Exactly seven weeks after releasing ChatGPT 5.4, OpenAI is dropping a new family of models. ChatGPT 5.5 is now available for paying ChatGPT and Codex users, along with the thinking and pro versions, with plans to bring it to the API soon. These models are built for work — specifically, coding, computer use and research.
OpenAI President Greg Brockman said GPT-5.5 is more intuitive than previous models and can do more with less human guidance.
“It can look at an unclear problem and figure out just what needs to happen next,” Brockman told reporters in a briefing. “It really feels like it’s setting the foundation for how we’re going to do computer work going forward, or how agent computing at scale will work.”
This is a general model, so anyone can use it. But it’s likely going to be the most useful for people doing research or other intensive tasks, like coding. It has agentic capabilities, which means it can independently complete tasks. It scored higher than GPT-5.4 on benchmarks that measure a model’s ability to use apps across your computer and solve math problems.
OpenAI and other tech companies are trying to build models that act like true digital assistants, managing notifications and overseeing projects across your entire computer, not just one program. GPT 5.5 is the company’s biggest swing at this yet.

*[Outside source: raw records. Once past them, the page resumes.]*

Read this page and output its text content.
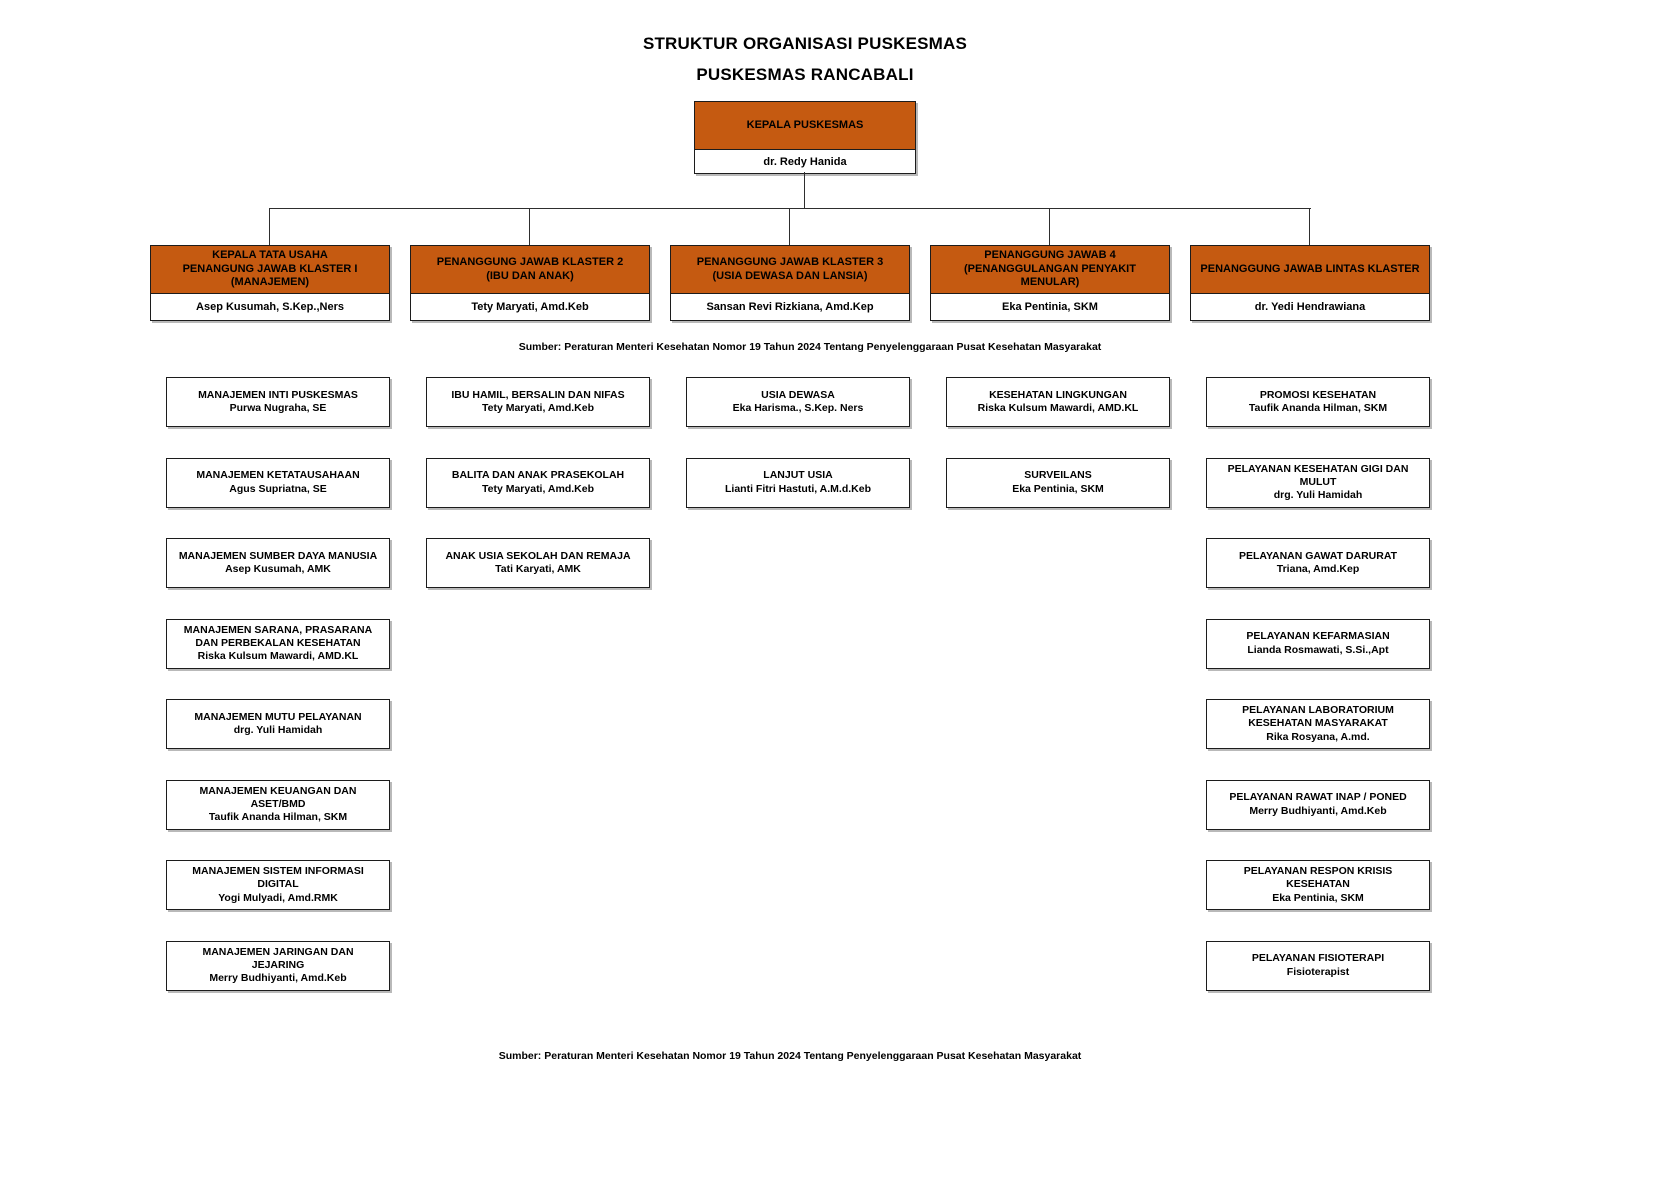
STRUKTUR ORGANISASI PUSKESMAS
PUSKESMAS RANCABALI
KEPALA PUSKESMAS
dr. Redy Hanida
KEPALA TATA USAHA
PENANGUNG JAWAB KLASTER I
(MANAJEMEN)
Asep Kusumah, S.Kep.,Ners
PENANGGUNG JAWAB KLASTER 2
(IBU DAN ANAK)
Tety Maryati, Amd.Keb
PENANGGUNG JAWAB KLASTER 3
(USIA DEWASA DAN LANSIA)
Sansan Revi Rizkiana, Amd.Kep
PENANGGUNG JAWAB 4
(PENANGGULANGAN PENYAKIT MENULAR)
Eka Pentinia, SKM
PENANGGUNG JAWAB LINTAS KLASTER
dr. Yedi Hendrawiana
Sumber: Peraturan Menteri Kesehatan Nomor 19 Tahun 2024 Tentang Penyelenggaraan Pusat Kesehatan Masyarakat
MANAJEMEN INTI PUSKESMAS
Purwa Nugraha, SE
MANAJEMEN KETATAUSAHAAN
Agus Supriatna, SE
MANAJEMEN SUMBER DAYA MANUSIA
Asep Kusumah, AMK
MANAJEMEN SARANA, PRASARANA DAN PERBEKALAN KESEHATAN
Riska Kulsum Mawardi, AMD.KL
MANAJEMEN MUTU PELAYANAN
drg. Yuli Hamidah
MANAJEMEN KEUANGAN DAN ASET/BMD
Taufik Ananda Hilman, SKM
MANAJEMEN SISTEM INFORMASI DIGITAL
Yogi Mulyadi, Amd.RMK
MANAJEMEN JARINGAN DAN JEJARING
Merry Budhiyanti, Amd.Keb
IBU HAMIL, BERSALIN DAN NIFAS
Tety Maryati, Amd.Keb
BALITA DAN ANAK PRASEKOLAH
Tety Maryati, Amd.Keb
ANAK USIA SEKOLAH DAN REMAJA
Tati Karyati, AMK
USIA DEWASA
Eka Harisma., S.Kep. Ners
LANJUT USIA
Lianti Fitri Hastuti, A.M.d.Keb
KESEHATAN LINGKUNGAN
Riska Kulsum Mawardi, AMD.KL
SURVEILANS
Eka Pentinia, SKM
PROMOSI KESEHATAN
Taufik Ananda Hilman, SKM
PELAYANAN KESEHATAN GIGI DAN MULUT
drg. Yuli Hamidah
PELAYANAN GAWAT DARURAT
Triana, Amd.Kep
PELAYANAN KEFARMASIAN
Lianda Rosmawati, S.Si.,Apt
PELAYANAN LABORATORIUM KESEHATAN MASYARAKAT
Rika Rosyana, A.md.
PELAYANAN RAWAT INAP / PONED
Merry Budhiyanti, Amd.Keb
PELAYANAN RESPON KRISIS KESEHATAN
Eka Pentinia, SKM
PELAYANAN FISIOTERAPI
Fisioterapist
Sumber: Peraturan Menteri Kesehatan Nomor 19 Tahun 2024 Tentang Penyelenggaraan Pusat Kesehatan Masyarakat
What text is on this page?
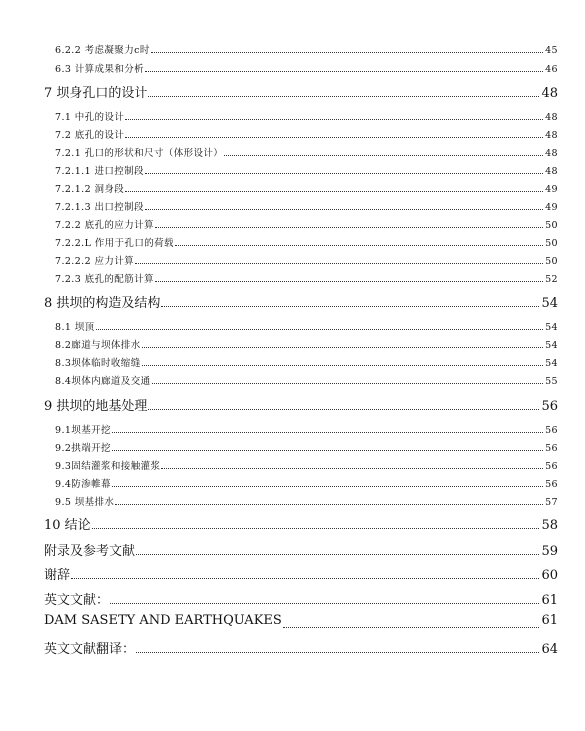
6.2.2 考虑凝聚力c时	45
6.3 计算成果和分析	46
7 坝身孔口的设计	48
7.1 中孔的设计	48
7.2 底孔的设计	48
7.2.1 孔口的形状和尺寸（体形设计）	48
7.2.1.1 进口控制段	48
7.2.1.2 洞身段	49
7.2.1.3 出口控制段	49
7.2.2 底孔的应力计算	50
7.2.2.L 作用于孔口的荷载	50
7.2.2.2 应力计算	50
7.2.3 底孔的配筋计算	52
8 拱坝的构造及结构	54
8.1 坝顶	54
8.2廊道与坝体排水	54
8.3坝体临时收缩缝	54
8.4坝体内廊道及交通	55
9 拱坝的地基处理	56
9.1坝基开挖	56
9.2拱端开挖	56
9.3固结灌浆和接触灌浆	56
9.4防渗帷幕	56
9.5 坝基排水	57
10 结论	58
附录及参考文献	59
谢辞	60
英文文献：	61
DAM SASETY AND EARTHQUAKES	61
英文文献翻译：	64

The company says GPT-5.5 has its strongest cybersecurity safeguards yet, and at launch, it will be more conservative in the cybersecurity requests it allows. This is because of growing concerns that increasingly cyber-capable AI models can find weaknesses in our existing internet structure. That’s why both Anthropic’s Claude Mythos Preview and OpenAI’s 5.4-Cyber were released to developers to root out problems before a potential public release.
AI in research
For OpenAI, research is a two-way street. GPT 5.5 is part of the foundation of the super app that the company aims to build out of Codex. Research on AI is also increasingly done with the help of AI tools; Brockman said the company used 5.5 (and Codex) to help build itself during development.
AI has changed how research is done over the past few years, and the field isn’t immune to the concerns of other industries that AI may automate humans out of jobs in the future. While GPT-5.5 is OpenAI’s most capable research model yet, the company’s top scientists and researchers aren’t worried about being replaced by AI.
Mark Chen, OpenAI’s chief research officer, discussed pursuing a near-term goal of having humans serve as the “orchestrators” of research heavily assisted by AI.
Mia Glaese, vice president of research, said she was hopeful that more capable AI models would enable more research and raise “the threshold of what’s worth building.”
“I feel more productive because the challenge transitions from figuring out the details of the implementation, the low-level abstractions, to the higher-level goals,” said Jakub Pachocki, OpenAI’s chief scientist. “It allows you to make progress much more quickly and spend your focus, your energy on figuring out, ‘What are the important things?’…There is no point in automating things for their own sake.”